Gao Yaojie has been invited to receive a prize from Vital Voices, a U.S. group, that recognizes her pioneering role in exposing and fighting the spread of HIV in rural central China, where many thousands of poor farmers who sold blood in the 1990s were infected.

Gao, 80, had abandoned hope of personally collecting the prize because police in Zhengzhou, capital of Henan province, had blocked her since early February from going to Beijing to obtain a visa.

On Friday night, however, a senior province official visited Gao and told her she could now go to Washington. Indeed, the government would help her get the visa.

"I told him I didn't need the help," Gao told Reuters on Saturday. "I don't think they expected such a big fuss. I'm just an ordinary person, but they underestimated things."

After the visit from Chen Quanguo, a deputy Communist Party chief of Henan, the police who had stood outside her apartment for the past two weeks disappeared, Gao said.

Melanne Verveer, chairwoman of Vital Voices, welcomed the Chinese government's apparent backdown.

"Dr Gao expressed her joy and desire to accept the award in person, and we are pleased that it now appears her wish will be realized," she said in an e-mailed statement.

Gao, who speaks Chinese with the heavy burr of Henan, her home province, is well-known in China and received warm local media coverage until her unflinching criticism of official complicity in the spread of AIDS became too much.

The local media has been silent about her recent detention.

She helped bring to light the spread of AIDS in Henan, where during the 1990s commercial blood stations often controlled by officials spread the HIV virus among farmers who sold their plasma and then -- to save payments to them -- were retransfused with mixed and infected batches of left-over corpuscles.

Gao was barred from traveling abroad to collect two other prizes, one for human rights and public health in 2001 and the other for public service in 2003.

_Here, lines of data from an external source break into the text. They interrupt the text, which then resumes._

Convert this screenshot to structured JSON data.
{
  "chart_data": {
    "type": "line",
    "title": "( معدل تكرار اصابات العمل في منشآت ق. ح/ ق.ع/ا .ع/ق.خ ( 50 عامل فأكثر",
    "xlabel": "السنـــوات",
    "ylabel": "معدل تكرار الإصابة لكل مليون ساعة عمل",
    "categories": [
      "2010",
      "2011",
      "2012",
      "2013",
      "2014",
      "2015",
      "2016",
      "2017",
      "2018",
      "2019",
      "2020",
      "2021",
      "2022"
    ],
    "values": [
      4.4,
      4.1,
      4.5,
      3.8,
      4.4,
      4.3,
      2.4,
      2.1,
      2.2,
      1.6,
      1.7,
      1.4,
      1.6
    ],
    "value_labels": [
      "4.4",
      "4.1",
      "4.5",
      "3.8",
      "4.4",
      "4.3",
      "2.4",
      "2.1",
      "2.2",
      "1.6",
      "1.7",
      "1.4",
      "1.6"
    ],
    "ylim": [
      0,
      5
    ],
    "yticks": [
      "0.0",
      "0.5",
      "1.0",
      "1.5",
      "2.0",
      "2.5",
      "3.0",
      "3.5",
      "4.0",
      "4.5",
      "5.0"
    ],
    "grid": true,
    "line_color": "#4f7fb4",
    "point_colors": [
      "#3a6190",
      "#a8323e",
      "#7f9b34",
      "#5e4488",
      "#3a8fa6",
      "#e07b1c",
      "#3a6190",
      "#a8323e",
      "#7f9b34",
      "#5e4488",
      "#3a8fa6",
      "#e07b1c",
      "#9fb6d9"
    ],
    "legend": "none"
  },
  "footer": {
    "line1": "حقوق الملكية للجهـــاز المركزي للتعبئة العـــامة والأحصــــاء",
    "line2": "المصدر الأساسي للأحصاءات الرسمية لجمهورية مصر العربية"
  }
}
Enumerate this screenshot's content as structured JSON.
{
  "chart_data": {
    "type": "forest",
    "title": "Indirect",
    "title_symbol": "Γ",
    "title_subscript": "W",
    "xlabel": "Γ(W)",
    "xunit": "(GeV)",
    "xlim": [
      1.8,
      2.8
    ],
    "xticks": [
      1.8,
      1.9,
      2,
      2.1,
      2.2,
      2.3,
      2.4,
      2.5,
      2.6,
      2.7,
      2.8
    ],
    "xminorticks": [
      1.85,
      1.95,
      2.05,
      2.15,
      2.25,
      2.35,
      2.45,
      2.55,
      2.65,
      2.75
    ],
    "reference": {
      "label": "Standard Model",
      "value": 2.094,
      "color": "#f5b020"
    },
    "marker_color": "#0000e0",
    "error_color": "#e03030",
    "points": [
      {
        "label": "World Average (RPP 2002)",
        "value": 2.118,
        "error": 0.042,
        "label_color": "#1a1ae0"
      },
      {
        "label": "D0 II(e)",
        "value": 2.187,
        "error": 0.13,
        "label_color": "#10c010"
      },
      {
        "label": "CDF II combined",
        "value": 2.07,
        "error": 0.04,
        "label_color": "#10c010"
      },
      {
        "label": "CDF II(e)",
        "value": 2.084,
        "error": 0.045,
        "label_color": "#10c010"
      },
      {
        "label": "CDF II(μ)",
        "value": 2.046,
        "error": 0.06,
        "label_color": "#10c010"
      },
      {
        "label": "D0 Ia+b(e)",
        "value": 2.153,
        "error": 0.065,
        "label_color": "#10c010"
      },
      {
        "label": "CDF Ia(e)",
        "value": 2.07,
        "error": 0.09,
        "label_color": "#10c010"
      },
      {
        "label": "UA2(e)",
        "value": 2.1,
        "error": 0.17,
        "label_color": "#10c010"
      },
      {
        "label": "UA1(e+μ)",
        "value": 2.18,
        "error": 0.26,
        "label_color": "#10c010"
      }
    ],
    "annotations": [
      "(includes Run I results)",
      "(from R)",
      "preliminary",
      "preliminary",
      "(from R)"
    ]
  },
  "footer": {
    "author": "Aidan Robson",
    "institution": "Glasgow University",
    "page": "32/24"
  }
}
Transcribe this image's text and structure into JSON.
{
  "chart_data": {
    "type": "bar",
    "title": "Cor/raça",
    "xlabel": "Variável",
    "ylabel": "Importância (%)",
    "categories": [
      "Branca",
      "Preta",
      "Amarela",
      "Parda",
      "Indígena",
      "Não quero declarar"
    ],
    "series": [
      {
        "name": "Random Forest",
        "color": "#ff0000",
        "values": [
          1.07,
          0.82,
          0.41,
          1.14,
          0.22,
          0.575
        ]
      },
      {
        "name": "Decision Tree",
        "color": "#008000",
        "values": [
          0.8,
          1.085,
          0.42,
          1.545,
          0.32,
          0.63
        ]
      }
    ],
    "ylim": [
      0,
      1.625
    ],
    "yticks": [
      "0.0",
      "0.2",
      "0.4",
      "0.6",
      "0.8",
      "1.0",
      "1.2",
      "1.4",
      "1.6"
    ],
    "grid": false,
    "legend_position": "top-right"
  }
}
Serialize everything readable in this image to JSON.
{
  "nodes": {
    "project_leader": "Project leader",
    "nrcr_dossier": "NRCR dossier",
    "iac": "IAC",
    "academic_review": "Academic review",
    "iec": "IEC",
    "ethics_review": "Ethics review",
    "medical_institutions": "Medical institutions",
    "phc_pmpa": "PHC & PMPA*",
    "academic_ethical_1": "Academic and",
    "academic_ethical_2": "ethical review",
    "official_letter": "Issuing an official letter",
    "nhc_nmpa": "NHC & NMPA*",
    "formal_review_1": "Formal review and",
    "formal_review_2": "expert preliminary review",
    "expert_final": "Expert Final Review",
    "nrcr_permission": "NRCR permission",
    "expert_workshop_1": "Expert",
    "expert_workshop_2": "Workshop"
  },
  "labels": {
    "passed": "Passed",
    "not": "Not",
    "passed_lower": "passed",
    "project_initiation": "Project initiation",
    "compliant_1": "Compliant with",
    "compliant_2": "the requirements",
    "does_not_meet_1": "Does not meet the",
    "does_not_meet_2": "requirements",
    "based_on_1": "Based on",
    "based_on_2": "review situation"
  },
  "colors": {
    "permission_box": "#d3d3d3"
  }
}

China's treatment of Gao has drawn pressure from international rights groups and U.S. politicians, including Democratic presidential-hopeful Senator Hillary Clinton.

Hu Jia, a Beijing-based rights activist who has publicised Gao's case and is himself under long-term house arrest, said it showed the pressures AIDS activists face in China, despite increasing official attention to the disease.

"Thanks to the Henan government, thanks to the police, thanks to them we've had this drama that shows how hard it is for us to speak out about AIDS," he said by phone.